Abstract
A new approach for the operational monitoring for implementing the performance control of forest mechanisation chains is here proposed and discussed. The present study aims to develop a new approach of Precision Forestry. This innovative tool is developed around a GNSS device – the core of data-logging - and a specific inference engine. Thanks to the inference engine, process time, work distance, forward speed and number of working cycles in forest operations were assessed. In order to perform this assessment, the GNSS device was installed directly on the equipment to be monitored.

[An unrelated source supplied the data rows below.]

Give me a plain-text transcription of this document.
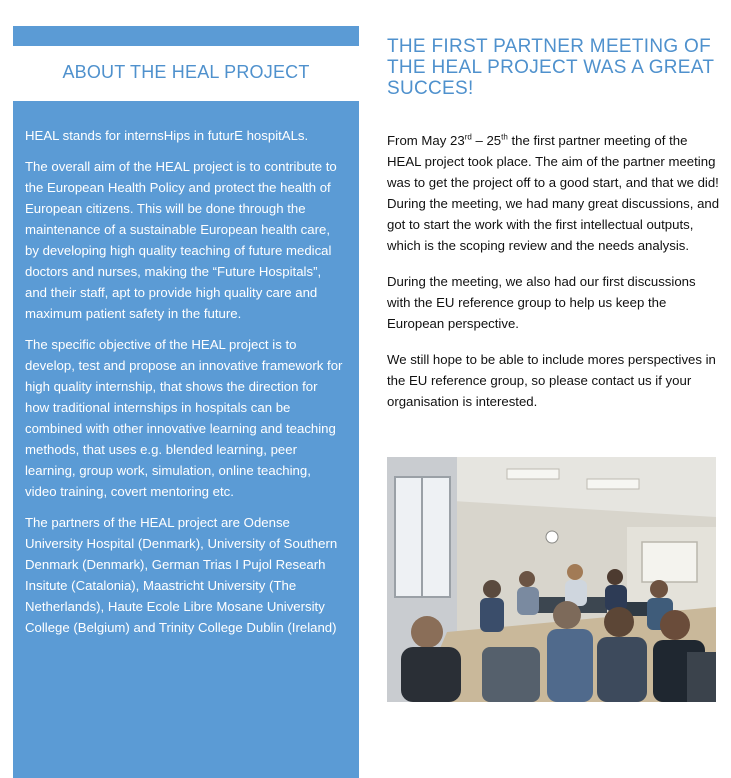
ABOUT THE HEAL PROJECT

HEAL stands for internsHips in futurE hospitALs.

The overall aim of the HEAL project is to contribute to the European Health Policy and protect the health of European citizens. This will be done through the maintenance of a sustainable European health care, by developing high quality teaching of future medical doctors and nurses, making the “Future Hospitals”, and their staff, apt to provide high quality care and maximum patient safety in the future.

The specific objective of the HEAL project is to develop, test and propose an innovative framework for high quality internship, that shows the direction for how traditional internships in hospitals can be combined with other innovative learning and teaching methods, that uses e.g. blended learning, peer learning, group work, simulation, online teaching, video training, covert mentoring etc.

The partners of the HEAL project are Odense University Hospital (Denmark), University of Southern Denmark (Denmark), German Trias I Pujol Researh Insitute (Catalonia), Maastricht University (The Netherlands), Haute Ecole Libre Mosane University College (Belgium) and Trinity College Dublin (Ireland)

THE FIRST PARTNER MEETING OF THE HEAL PROJECT WAS A GREAT SUCCES!

From May 23rd – 25th the first partner meeting of the HEAL project took place. The aim of the partner meeting was to get the project off to a good start, and that we did!
During the meeting, we had many great discussions, and got to start the work with the first intellectual outputs, which is the scoping review and the needs analysis.

During the meeting, we also had our first discussions with the EU reference group to help us keep the European perspective.

We still hope to be able to include mores perspectives in the EU reference group, so please contact us if your organisation is interested.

The study areas were set in the Autonomous Province of Bolzano (N-E of Italy). The logging system applied in the different study areas was the same, despite the different forest characteristics and the different terrain morphology. The tower yarder system – one of the most used logging systems in the alpine regions – was the machinery assessed during this study. This machinery is composed by a power unit and a carriage. The carriage is the component which carries out the harvesting operations, transporting the biomass from the felling land to the log land. The forest operations through the use of the tower yarder are composed of five working phases: outhaul empty, hook, inhaul and unhook. The study consisted of recording and elaboration of the times detected by the GNSS device at each position detections, their elaboration through the inference engine and finally their validation. Indeed, simultaneously, an integration of the GNSS information with a time study of work elements based on the continuous time methods supported by a time study board were performed. All the recorded GNSS data were integrated with the work elements study.
Thanks to this new operational monitoring approach it was possible to detect all the carriage’s movements. It was therefore possible to monitor the entire working cycles as well as each elementary working phase. As far as the entire working time is concerned, the comparison between the results obtained through automatic and manual study presented good correlation values. The absolute differences between the elemental times automatically recorded with those manually logged by the clock were below 10%.